Cantata 161 dates from 1716 and was written for Weimar. Its third movement, an aria for tenor and strings, is superb. (The translation is courtesy of Emmanuel Music.)
Ist, den Heiland zu umfangen
Und bei Christo bald zu sein.
Ob ich sterblich’ Asch und Erde
Durch den Tod zermalmet werde,
Wird der Seele reiner Schein
Dennoch gleich den Engeln prangen.
is, to embrace my Savior
and to be with Christ soon.
Although to mortal ash and earth
I shall be ground through death,
the pure radiance of my soul
will then blaze like the angels.
Cantatas 95, 8, and 27 were written for Leipzig.
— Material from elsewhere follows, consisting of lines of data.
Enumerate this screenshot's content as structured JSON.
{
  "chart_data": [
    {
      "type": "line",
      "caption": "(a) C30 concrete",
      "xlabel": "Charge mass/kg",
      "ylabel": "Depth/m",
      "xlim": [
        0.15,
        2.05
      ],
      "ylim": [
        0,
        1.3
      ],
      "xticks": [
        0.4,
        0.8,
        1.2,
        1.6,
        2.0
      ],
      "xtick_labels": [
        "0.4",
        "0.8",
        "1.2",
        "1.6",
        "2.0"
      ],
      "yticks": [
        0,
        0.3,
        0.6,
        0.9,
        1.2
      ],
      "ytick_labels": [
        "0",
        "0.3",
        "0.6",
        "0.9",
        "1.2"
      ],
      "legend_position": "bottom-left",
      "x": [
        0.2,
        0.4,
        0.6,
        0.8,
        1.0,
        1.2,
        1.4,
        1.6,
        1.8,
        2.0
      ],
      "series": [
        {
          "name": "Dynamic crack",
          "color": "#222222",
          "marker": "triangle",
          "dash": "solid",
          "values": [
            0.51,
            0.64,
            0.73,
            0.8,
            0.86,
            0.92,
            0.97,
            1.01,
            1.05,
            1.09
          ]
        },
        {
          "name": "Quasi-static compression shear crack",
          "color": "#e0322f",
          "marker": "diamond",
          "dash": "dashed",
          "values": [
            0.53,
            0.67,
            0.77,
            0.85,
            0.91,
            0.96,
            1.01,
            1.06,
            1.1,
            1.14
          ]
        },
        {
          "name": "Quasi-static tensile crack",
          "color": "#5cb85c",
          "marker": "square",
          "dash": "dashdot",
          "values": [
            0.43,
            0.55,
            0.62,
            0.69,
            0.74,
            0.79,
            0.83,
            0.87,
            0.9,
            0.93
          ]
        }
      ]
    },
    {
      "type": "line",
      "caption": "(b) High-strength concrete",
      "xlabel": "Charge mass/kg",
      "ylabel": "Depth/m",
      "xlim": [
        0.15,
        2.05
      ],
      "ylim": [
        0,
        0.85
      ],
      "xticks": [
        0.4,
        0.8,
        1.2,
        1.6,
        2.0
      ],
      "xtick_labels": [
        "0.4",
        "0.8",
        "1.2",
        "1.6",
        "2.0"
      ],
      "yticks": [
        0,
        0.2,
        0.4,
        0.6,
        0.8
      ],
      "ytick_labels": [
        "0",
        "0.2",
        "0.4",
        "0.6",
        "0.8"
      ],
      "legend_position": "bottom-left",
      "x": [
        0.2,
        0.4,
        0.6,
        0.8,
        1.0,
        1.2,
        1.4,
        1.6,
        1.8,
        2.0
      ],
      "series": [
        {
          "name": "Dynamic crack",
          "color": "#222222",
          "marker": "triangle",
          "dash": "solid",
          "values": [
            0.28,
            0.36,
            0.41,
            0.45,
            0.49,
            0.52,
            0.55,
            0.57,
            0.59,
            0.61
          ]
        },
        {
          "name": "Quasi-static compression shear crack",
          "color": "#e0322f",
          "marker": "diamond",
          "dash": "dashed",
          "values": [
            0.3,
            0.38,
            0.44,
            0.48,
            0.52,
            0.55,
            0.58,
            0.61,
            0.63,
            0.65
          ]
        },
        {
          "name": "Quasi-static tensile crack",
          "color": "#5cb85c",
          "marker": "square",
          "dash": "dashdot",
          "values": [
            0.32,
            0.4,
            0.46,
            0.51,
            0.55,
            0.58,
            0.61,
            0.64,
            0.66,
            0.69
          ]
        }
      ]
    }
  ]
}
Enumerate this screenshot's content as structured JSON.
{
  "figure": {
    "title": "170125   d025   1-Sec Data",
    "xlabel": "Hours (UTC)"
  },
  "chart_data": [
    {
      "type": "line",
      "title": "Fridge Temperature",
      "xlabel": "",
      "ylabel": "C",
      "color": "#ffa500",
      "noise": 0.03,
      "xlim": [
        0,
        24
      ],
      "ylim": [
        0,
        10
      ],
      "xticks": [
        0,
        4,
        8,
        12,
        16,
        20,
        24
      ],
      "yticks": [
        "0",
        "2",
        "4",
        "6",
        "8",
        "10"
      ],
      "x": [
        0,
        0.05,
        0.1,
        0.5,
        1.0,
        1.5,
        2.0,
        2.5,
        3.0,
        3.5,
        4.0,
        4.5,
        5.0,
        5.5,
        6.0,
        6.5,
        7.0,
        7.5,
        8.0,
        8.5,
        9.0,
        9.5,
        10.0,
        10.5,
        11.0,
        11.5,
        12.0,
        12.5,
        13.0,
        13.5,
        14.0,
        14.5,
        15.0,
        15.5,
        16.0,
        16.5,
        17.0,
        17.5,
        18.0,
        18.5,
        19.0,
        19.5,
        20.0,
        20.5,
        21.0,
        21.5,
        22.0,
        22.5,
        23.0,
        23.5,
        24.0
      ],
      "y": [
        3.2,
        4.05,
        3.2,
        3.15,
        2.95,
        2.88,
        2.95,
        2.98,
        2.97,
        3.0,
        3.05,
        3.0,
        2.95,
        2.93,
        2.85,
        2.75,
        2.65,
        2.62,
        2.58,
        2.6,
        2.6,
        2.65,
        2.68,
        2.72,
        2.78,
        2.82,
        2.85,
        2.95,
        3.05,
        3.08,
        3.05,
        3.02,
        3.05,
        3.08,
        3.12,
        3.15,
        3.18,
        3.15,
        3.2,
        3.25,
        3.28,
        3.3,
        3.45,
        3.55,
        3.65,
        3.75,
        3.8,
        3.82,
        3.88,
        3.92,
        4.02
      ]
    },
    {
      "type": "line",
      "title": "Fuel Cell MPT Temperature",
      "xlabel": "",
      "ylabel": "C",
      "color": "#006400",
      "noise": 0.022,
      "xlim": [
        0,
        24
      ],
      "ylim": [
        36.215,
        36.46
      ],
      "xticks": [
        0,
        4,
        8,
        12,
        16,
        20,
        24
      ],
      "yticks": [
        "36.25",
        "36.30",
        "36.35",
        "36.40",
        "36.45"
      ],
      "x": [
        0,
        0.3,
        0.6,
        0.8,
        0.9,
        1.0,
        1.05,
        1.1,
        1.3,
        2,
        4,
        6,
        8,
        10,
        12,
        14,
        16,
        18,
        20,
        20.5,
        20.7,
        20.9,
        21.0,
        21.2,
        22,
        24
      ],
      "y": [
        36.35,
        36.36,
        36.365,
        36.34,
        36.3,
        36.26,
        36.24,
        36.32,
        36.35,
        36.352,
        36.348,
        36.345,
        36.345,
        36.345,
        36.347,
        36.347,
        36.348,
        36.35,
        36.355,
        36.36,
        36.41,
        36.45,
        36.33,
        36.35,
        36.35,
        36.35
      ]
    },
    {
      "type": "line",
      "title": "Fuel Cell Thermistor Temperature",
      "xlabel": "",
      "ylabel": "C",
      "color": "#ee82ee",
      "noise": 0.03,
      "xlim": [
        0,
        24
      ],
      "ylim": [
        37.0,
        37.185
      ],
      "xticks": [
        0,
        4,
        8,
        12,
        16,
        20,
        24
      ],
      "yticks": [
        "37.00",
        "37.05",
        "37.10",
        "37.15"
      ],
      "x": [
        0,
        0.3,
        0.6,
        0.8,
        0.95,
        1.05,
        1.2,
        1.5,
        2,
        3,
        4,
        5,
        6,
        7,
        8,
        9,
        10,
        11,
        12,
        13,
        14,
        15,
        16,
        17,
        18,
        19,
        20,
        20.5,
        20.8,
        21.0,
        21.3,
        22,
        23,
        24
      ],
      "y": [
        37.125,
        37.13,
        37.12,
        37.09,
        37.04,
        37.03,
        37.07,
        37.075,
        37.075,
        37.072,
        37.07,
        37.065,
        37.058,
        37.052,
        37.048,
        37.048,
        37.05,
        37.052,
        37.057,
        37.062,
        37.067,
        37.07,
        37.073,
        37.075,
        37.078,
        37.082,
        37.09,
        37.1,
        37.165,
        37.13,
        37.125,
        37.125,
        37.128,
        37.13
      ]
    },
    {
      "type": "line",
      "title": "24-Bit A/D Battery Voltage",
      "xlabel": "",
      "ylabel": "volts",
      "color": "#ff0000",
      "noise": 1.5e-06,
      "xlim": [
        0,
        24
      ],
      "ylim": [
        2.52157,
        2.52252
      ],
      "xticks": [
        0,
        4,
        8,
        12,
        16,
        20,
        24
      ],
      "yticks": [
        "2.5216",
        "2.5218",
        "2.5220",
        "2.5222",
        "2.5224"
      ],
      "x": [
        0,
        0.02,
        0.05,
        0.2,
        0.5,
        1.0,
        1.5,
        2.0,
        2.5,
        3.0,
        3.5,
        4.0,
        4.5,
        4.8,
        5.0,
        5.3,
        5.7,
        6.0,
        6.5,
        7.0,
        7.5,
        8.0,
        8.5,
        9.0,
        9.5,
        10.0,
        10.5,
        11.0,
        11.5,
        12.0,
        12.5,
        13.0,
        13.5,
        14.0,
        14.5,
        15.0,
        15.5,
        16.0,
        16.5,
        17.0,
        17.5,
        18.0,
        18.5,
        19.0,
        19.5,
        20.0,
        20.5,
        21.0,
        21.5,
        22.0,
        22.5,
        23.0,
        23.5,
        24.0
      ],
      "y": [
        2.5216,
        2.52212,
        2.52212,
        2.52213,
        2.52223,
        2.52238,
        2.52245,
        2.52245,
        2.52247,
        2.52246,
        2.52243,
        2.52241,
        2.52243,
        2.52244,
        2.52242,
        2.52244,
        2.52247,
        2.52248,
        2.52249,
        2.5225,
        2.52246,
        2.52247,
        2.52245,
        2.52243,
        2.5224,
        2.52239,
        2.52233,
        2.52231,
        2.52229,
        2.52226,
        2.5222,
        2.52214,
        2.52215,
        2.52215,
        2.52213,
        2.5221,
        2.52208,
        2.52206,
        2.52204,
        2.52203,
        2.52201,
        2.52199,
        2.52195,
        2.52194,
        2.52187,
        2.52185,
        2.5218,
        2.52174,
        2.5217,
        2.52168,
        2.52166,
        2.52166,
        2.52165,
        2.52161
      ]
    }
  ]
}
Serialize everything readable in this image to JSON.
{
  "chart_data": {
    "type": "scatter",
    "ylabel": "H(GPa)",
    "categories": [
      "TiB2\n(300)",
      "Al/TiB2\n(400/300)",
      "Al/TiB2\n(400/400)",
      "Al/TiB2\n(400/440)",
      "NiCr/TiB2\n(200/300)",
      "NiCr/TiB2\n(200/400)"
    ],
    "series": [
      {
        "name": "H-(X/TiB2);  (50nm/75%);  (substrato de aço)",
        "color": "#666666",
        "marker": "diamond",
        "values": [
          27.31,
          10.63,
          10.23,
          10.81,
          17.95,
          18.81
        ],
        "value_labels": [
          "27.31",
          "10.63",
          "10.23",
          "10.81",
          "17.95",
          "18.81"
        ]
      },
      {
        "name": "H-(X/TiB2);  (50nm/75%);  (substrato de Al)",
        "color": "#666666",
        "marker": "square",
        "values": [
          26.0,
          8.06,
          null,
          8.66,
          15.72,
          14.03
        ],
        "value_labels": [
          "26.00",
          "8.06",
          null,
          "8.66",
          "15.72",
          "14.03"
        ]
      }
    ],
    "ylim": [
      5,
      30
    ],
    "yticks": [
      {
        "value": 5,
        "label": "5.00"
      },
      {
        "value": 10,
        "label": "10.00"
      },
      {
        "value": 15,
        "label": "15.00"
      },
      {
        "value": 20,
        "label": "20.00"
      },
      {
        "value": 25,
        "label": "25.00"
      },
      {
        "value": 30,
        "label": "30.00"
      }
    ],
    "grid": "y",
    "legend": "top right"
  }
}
Cantata 95 (1723), a fine work, is infused with great intensity of the longing for death and the repudiation of mortality. Its fifth movement, an aria for tenor, is of exqusite and astonishing beauty, and certainly one of Bach’s masterpieces: Ach, slage doch bald, selge Stunde, den allerletzen Glockenschlag! (Ah, strike quickly, blessed hour, the very last bell-stroke!) The whole is accompanied by oboes d’amore and a pizzicato string part of considerable difficulty and effect.
Cantata 8 (1724) includes a meditative alto recitative that is heart-breaking.
Cantata 27 (1726), a very great work, opens with the words Wer weiß, wie nahe mir mein Ende? Who knows how near is my last hour? It is innovatively and to great effect structured as a choric presentation of the chorale with interpolations from three different soloists. Johannes Brahms took his inspiration for the second movement of his Ein deutsches Requiem from the chorale melody that is used so powerfully in the opening chorus of cantata 27. After the sarabande opening, Brahms’s choir, to the words Denn alles Fleisch es ist wie Gras (For all flesh is as grass), intones with power the same notes, in almost similar pattern and also in 3/4 time.